Взвод красноармейцев дал несколько прощальных залпов. Большая стая галок с тревожным криком взметнулась над кладбищенскими вязами, запахло пороховым дымом... Через минуту птицы угомонились и снова стало тихо.
Выйдя за ворота, Гряднов повернулся к Себекину:
- Хорошо сказал. Правильно.
Виталий шагал рядом. Инспектор перевел разговор на другую тему, стал рассказывать о том, что звонил в Москву. Там подтвердили, что под фамилией Сухов скрывался опасный преступник.
- Настоящая его фамилия Ядров, Николай Устинович, - объяснил Гряднов. - В Витебске он участвовал в разгроме военного комиссариата, где захватил ряд документов.
- Мой отец последнее письмо именно оттуда, из Витебска, прислал, вставил Виталий.
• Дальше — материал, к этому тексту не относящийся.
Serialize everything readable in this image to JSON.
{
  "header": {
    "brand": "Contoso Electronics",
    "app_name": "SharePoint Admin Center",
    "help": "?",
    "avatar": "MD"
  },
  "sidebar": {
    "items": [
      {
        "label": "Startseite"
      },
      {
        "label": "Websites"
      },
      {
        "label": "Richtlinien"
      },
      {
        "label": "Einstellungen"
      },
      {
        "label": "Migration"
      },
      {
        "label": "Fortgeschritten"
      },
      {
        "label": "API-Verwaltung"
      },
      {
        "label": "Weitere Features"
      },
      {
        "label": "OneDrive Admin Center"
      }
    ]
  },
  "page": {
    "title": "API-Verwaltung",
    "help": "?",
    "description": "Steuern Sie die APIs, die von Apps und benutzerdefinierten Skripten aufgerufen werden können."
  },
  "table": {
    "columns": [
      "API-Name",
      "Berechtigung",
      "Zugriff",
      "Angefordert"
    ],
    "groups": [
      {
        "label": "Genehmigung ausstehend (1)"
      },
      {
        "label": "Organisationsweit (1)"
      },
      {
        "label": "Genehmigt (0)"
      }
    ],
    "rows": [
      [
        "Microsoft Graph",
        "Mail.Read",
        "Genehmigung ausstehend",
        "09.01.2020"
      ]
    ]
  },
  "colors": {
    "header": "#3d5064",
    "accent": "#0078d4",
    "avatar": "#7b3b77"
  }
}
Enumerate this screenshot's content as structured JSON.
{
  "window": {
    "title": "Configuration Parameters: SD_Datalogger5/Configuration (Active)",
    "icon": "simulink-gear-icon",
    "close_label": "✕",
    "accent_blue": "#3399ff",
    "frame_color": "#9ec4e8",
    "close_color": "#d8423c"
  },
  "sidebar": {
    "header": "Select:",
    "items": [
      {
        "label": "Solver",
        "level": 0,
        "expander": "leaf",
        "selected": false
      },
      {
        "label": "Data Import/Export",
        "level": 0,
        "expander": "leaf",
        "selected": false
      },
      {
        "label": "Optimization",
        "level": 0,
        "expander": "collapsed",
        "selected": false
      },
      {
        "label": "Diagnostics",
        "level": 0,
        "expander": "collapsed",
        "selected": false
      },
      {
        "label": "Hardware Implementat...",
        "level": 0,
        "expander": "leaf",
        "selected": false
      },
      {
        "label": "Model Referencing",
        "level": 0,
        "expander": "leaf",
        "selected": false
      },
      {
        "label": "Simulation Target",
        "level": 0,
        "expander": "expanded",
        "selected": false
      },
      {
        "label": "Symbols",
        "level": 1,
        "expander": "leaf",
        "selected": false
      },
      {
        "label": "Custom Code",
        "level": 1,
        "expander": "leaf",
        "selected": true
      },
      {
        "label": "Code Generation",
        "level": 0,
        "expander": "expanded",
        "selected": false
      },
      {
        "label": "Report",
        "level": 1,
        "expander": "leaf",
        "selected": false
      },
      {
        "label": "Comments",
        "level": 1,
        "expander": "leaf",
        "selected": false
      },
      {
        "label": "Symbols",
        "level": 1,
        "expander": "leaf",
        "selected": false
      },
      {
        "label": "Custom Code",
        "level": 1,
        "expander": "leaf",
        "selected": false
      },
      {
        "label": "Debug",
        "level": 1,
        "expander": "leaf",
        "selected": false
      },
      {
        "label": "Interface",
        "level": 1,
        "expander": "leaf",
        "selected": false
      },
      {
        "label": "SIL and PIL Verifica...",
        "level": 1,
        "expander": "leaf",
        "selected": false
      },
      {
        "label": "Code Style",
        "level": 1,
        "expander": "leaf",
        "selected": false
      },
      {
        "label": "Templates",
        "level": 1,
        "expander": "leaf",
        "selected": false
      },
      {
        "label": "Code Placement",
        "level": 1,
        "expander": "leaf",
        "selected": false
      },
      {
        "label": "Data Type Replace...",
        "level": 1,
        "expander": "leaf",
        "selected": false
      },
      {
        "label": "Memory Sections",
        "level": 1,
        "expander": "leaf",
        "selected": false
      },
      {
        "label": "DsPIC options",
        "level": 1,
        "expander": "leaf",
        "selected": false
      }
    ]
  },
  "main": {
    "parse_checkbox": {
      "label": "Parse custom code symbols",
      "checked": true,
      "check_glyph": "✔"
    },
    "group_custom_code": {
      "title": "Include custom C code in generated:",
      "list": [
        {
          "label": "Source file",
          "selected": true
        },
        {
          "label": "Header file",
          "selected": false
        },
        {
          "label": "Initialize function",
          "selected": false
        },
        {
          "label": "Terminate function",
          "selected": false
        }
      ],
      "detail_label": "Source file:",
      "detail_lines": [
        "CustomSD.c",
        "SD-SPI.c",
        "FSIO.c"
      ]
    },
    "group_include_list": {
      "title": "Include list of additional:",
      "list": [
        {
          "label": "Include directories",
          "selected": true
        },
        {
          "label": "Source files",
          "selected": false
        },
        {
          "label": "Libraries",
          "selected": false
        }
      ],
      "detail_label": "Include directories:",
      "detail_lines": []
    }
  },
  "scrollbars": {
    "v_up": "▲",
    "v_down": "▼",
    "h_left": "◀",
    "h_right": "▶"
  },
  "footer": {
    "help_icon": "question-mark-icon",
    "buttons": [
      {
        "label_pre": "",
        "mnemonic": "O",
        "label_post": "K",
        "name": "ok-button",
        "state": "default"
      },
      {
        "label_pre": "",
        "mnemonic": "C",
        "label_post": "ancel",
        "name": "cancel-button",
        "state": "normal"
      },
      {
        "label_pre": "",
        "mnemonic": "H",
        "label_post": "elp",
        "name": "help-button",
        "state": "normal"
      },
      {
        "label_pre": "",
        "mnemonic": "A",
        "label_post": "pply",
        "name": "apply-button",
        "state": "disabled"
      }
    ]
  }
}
- Да. Так что никакой он тебе не родственник. И судить его будут как матерого бандита, на счету которого не только убийство Ромашина, но и множество других преступных дел.
- А Губошлеп какой номер отмочил, - улыбнулся Себекин. - Как только вы его привели, он сразу ко мне: саквояж американский нашли, так что отпускайте, и все тут. Я ему вроде как слово давал.
- Подонок, - ответил москвич и после паузы повернулся к своему молодому спутнику. - А ведь у меня и для тебя есть новость. Нашли мы твоего Генку. Сейчас дело прекращено, его выпустили. Так что он дожидается тебя на ярмарке, на площади.
- Вот спасибо! - обрадовался Виталий. - Побегу я тогда.
- И тебе спасибо, - сказал Гряднов. - Будешь в Москве - заходи.
- Обязательно! Мы с Генкой вас еще навестим. - И он быстро побежал под откос к пристани.